On top of my lack of personal Bible study, I feel like I’m failing in Jesus’ last instruction before He ascended back into heaven:

Therefore go and make disciples of all nations, baptizing them in the name of the Father and of the Son and of the Holy Spirit, and teaching them to obey everything I have commanded you. Matthew 28:19-20a (NIV)

Everyone here knows that I’m a Christian and that I love Jesus because I don’t hesitate to share that information.  For example, when everyone wanted to know why I wasn’t participating in the Halloween activities, I told them it’s because I’m a Christian and I Halloween is not something that I believe in or celebrate.  When someone asked me why I’m generally so happy and always have something positive to say to everyone, I told her that it’s not really me, it’s Jesus, because I’m so thankful for all He’s done for me.  When a colleague was going to South Korea for medical treatment, I told her that I would be praying for her.  I don’t hide my faith, but I haven’t specifically witnessed to one single person since I’ve been here, I haven’t brought anyone to faith in Jesus, I haven’t started a Bible study in my house.  I haven’t done anything except live!  And that doesn’t feel like enough.  Yes, people here like me but what impact am I making for Jesus?

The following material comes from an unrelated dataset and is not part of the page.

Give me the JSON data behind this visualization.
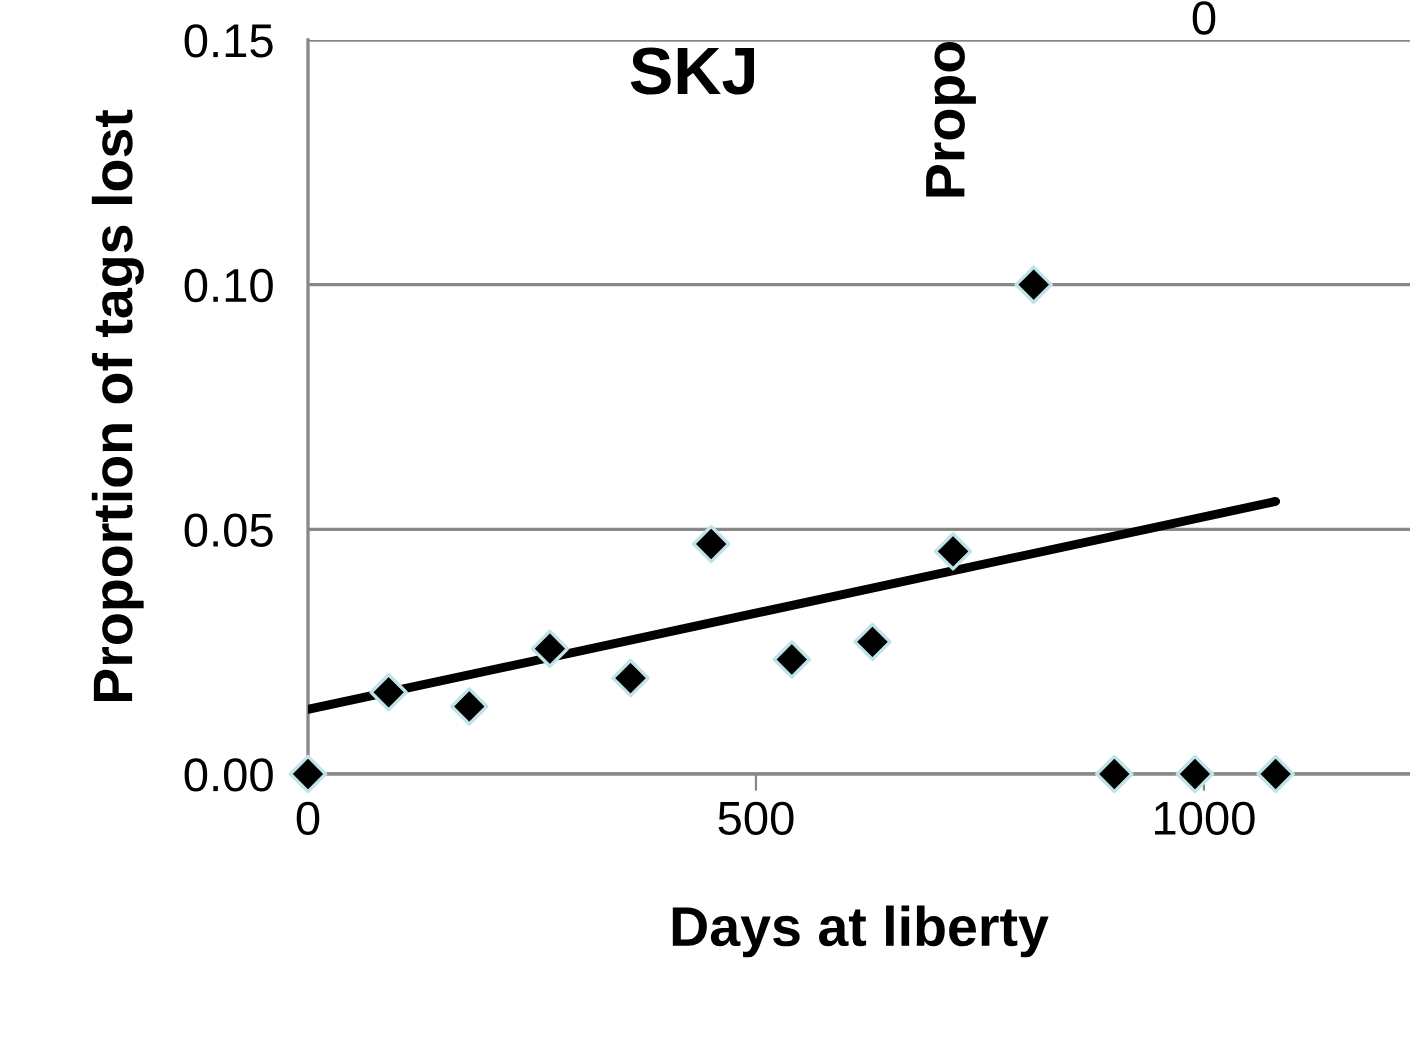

In fact, someone here said to me a few weeks ago that she likes the fact that, as a Christian, I don’t try to convert everybody around me.  On the surface that may sound like a good thing because it means I’m not being an obnoxious Christian, but it may also mean that my witness isn’t particularly strong.

So what to do, what to do?  I’ve done the first thing I always do – I’ve been praying about it all.  I’m also seeking ways to change these situations because, by the grace of God, I hope to rectify them sooner rather than later.  I don’t like knowing that I’m failing at my God-given assignments.